The Senator asked a question earlier about whether we take preventative costs into account. We do, absolutely. If there are costs avoided later by progressing with this work, then that is taken into account. We also take into account the wider benefits of what is, in effect, a new industry. The labour, VAT, materials and the returns that would come back to the Exchequer are all taken into account.
In saying that, in our work with our parent Department – the Department of the Environment, Climate and Communications – on the ICNF, it is allowing us to ensure that it is not going to be assessed purely on the commercial return, but that there will also be a qualitative element to it. As Senator Higgins says, it is taken into account that the national priority is achieving targets and, even though deep retrofit might be more expensive and does not return very quickly, there may be infringements and penalties at a later point.

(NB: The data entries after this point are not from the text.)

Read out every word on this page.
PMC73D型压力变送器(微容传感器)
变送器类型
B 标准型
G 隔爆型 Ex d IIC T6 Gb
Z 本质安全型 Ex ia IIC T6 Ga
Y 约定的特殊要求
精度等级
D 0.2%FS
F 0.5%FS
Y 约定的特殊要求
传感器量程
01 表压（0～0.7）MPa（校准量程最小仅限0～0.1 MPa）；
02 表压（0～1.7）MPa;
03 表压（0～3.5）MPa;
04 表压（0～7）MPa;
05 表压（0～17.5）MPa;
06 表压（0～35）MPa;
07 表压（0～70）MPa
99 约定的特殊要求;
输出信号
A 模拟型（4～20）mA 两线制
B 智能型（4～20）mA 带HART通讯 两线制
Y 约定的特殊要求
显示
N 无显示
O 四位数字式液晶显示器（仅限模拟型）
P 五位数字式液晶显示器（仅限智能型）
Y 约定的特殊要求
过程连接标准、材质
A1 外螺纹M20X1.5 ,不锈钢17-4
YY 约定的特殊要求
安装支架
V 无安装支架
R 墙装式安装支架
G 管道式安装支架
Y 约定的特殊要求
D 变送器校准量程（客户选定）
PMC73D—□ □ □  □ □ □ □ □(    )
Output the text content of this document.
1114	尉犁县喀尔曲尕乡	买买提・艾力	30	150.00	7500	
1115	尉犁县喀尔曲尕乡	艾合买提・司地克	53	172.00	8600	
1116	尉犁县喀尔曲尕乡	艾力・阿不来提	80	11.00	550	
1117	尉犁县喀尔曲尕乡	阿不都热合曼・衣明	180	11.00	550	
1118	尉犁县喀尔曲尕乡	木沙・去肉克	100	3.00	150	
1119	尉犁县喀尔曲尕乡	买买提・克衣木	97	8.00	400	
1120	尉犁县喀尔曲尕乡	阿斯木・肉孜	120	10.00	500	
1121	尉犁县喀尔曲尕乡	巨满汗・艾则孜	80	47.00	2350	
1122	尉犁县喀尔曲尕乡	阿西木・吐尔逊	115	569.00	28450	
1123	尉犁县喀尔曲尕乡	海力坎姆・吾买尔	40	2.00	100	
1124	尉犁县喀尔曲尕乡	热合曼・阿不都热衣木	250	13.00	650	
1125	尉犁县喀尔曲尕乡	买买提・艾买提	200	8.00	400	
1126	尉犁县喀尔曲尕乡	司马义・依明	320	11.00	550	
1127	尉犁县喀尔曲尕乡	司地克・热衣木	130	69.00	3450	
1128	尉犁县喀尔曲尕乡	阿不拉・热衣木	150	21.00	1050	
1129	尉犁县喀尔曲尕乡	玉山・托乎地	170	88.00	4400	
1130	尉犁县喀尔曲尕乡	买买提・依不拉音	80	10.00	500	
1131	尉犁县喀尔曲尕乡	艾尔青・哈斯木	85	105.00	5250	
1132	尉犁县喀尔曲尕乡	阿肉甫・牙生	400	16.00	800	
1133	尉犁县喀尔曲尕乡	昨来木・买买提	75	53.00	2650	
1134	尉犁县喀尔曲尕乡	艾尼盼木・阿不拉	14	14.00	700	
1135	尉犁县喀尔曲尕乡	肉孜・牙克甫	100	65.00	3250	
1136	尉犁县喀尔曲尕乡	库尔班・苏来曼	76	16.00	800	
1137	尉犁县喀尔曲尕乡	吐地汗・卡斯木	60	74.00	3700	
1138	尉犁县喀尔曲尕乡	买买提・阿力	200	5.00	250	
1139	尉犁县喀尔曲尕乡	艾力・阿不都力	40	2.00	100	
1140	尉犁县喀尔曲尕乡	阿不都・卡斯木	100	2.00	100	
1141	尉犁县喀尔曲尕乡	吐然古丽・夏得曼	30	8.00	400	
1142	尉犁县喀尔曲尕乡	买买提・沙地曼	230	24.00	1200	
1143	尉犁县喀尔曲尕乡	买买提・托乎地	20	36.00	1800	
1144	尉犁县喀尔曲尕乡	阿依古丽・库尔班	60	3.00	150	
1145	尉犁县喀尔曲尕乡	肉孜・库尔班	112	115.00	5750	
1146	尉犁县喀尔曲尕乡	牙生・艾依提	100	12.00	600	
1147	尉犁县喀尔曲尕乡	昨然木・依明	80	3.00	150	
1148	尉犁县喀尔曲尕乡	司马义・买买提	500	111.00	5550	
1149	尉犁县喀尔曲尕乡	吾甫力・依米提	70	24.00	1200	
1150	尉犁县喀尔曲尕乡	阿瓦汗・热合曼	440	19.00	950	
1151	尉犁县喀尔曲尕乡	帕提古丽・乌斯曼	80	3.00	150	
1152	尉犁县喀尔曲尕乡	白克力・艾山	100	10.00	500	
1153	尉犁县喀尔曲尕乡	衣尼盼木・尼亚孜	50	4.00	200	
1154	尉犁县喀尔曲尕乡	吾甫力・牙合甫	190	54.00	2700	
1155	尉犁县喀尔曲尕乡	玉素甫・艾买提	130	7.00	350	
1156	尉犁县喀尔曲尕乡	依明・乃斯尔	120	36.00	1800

What is transpiring is that it makes more sense anyway to focus on those measures that save energy faster because money flows with energy savings and that helps to build a strong business case around this funding. There will be a return there. We are also taking into account the shadow costs of carbon. New shadow costs were announced last year. That very much helps the business case.
The other point relates to what the SEAI is doing. In our pathfinder programme, every body and contracting authority must abide by a principle that whatever they do, it cannot be revisited at a later stage to do a retrograde activity with an additional investment. It must be on a pathway to NZEB. We assess our supports in that way.
As we are developing a scheme that is looking at directing funding towards optimising a building from a retrospective commissioning and a light upgrade point of view, it potentially opens the door for the energy performance contracting that we spoke about earlier. Energy service companies will be interested in that business because it will pay back much more quickly. If we can understand how to get through the obstacle of on-off Government balance accounting of new debt, then this scheme can work and things will move very quickly. We will be working in the whole area of doing things that the supply chain in Ireland is more capable of meeting right now. Deep retrofit is quite a specialised business. It is a relatively small supply chain that is there right now that needs time to develop and grow. It needs the signals Mr. Meally mentioned earlier for the type of investment that will be coming through the public sector. In the meantime, we can focus on the easier-to-do, lower-cost, high-impact measures. The point is that it will return very quickly. There is quite a positive return on these projects.